Jun 6, 2026

Smarter Voices, Fewer Errors

Today’s digest spotlights more expressive speech synthesis, emotion conversion, and better ASR reliability for voice agents. From image-based TTS and continuous latent speech models to hallucination steering in Whisper, the focus is on making spoken AI sound better and fail less.

Overview of the proposed method. From Pixel-TTS.

TTS & Voice Synthesis

dots.tts

dots.tts Technical Report

dots.tts is a 2B-parameter continuous autoregressive text-to-speech model that generates speech in a semantically structured continuous latent space.

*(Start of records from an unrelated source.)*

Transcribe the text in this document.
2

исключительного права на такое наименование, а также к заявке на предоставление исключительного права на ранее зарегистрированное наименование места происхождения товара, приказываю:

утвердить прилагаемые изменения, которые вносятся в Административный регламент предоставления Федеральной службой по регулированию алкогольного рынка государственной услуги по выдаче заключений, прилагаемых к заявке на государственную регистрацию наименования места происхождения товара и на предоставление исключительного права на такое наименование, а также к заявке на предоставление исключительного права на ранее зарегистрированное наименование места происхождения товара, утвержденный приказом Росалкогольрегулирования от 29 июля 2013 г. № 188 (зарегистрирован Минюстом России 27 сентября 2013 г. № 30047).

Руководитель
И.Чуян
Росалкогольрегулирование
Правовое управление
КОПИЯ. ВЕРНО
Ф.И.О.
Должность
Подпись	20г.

Innovations include full-history conditioning and self-corrective post-training for robust, expressive, and low-latency multilingual speech.

Pixel-TTS

Pixel-TTS: Image based Text Rendering for Robust Text-to-Speech

Pixel-TTS innovates text-to-speech by rendering text as images, enabling robust and visually grounded embeddings that improve synthesis quality, accelerate training, and enhance zero-shot multilingual generalization without needing embedding matrix expansion.

Expressive Voice Conversion

TargetSEC

TargetSEC: Plug-and-Play In-the-Wild Speech Emotion Conversion via Arousal-Conditioned Latent Style Diffusion

TargetSEC introduces a latent diffusion method to convert speech emotion by generating emotion-aligned style embeddings conditioned on speaker identity and arousal level. It uniquely enables high-quality emotion conversion without altering the core speech synthesis model, excelling on in-the-wild speech data.

ASR Reliability for Voice Agents

Whisper Hallucination Steering

Whisper Hallucination Detection and Mitigation via Hidden Representation Steering and Sparse AutoEncoders

This paper detects and mitigates hallucinations in Whisper ASR outputs by steering internal audio encoder representations, especially via sparse autoencoder latents. It reduces hallucinations at inference time without fine-tuning, maintaining transcription quality.